10 Kommentare zu „Auszeitjournal Montag, 17. September 2012 – gebackene Kälberfüß“

  1. Petra meint:

    Ich glaube, das Phänomen “….dürfen es 100 Gramm mehr sein? – Nein, bitte 1 Kilo….” gibt es nicht nur auf dem Münchener Viktualienmarkt, sondern auch hier auf unserem Provinz-Markt. Letztens ähnliches erlebt.

  2. die Kaltmamsell meint:

    Klar kenne ich das “deaf’s a bissal mehra sei?”, Petra – aber gleich mal 20 % draufschlagen? Immer? Ich erkläre mir das damit, dass die eh nur auf Touristen eingestellt sind: Bei denen ist der schlechte Eindruck wurscht, und die sagen schneller verschüchtert “Ist ok”.

  3. Clemens P. meint:

    Tja…auf dem Markt wird halt gehandelt, was das Zeug hält. Irgendwer wird schon ja sagen ;-)

    Zudem zwingt einen die wirtschaftliche Lage, hach ja, die wirtschaftliche Lage, ständig dazu jemandem mehr aufschwatzen zu wollen :)

  4. Marlies meint:

    Langsam werde ich neugierig, was die Kaltmamsell strickt…

  5. montez meint:

    Oh. Das ist ein perfider Trick. Ich dachte immer, das ist lediglich fehlendes Augenmaß, ich argloses Ding. Und ich kenne das von Überall: Metzger, Markt, Antipasti, Gemüse.

    Ab jetzt werd’ ich auf der Hut sein.

  6. die Kaltmamsell meint:

    Wenn Sie gesehen hätten, montez, dass der Standler zwei Hände voll Renekloden wegnehmen musste, um auf 1 Kilo zu reduzieren, hätten Sie nicht mehr an fehlendes Augenmaß geglaubt. Das mit den 1200 Gramm statt einem Kilo hatte er bereits bei der Kundin vor mir gemacht – mit Erfolg.

    Das Gestrick ist ein Geschenk, Marlies – deshalb geheim.

  7. Petra meint:

    Freut mich, dass es beim Sedlmayr geschmeckt hat.

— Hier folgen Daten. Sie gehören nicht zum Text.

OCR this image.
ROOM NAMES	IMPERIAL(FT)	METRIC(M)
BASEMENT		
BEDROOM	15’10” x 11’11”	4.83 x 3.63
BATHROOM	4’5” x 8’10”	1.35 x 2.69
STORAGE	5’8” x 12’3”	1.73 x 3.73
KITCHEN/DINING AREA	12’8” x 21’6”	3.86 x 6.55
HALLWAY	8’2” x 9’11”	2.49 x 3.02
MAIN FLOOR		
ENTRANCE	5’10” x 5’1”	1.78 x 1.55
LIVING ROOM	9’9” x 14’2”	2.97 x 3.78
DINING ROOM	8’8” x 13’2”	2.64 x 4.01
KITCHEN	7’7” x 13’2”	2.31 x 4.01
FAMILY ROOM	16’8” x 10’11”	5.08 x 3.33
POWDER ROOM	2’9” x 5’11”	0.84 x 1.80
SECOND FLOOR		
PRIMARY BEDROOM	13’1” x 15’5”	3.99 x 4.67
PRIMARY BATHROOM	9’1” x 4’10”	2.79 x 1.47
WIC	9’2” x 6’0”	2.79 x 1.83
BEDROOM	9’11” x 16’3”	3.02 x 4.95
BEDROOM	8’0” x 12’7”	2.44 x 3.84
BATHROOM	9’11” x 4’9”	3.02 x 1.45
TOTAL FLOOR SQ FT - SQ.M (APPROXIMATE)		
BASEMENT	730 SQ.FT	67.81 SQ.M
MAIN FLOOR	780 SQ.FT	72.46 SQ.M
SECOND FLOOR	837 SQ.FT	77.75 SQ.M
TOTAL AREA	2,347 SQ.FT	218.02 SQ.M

Meine zwei Lieblinge dort, Kälberfüße gebacken oder Kalbsherz vom Gill, mache ich nie daheim und ich esse fast immer eines von beiden. Obwohl es ja gelegentlich ein hervorragendes Tatar und auch die Nierchen gibt…. Liebe Grüße Petra

  8. Sabine meint:

    Schon gesehen?

    http://www.thedailyshow.com/full-episodes/tue-september-18-2012-salman-rushdie

  9. die Kaltmamsell meint:

    Vielen Dank für den Hinweis, Sabine!

  10. Sebastian meint:

    Uh, Kälberfüße. Habe ich mal in der Anfangszeit hier in München beim Augustiner in der Neuhauser gehabt und als eines der ganz wenigen Essen im Leben zurückgehen lassen. Bezahlt natürlich, denn alles war korrekt gemacht, nur eben nichts für mich. Und ich hab sogar Ochsenaugen im Weißen Bräuhaus gegessen! Aber das ist eine andere Geschichte.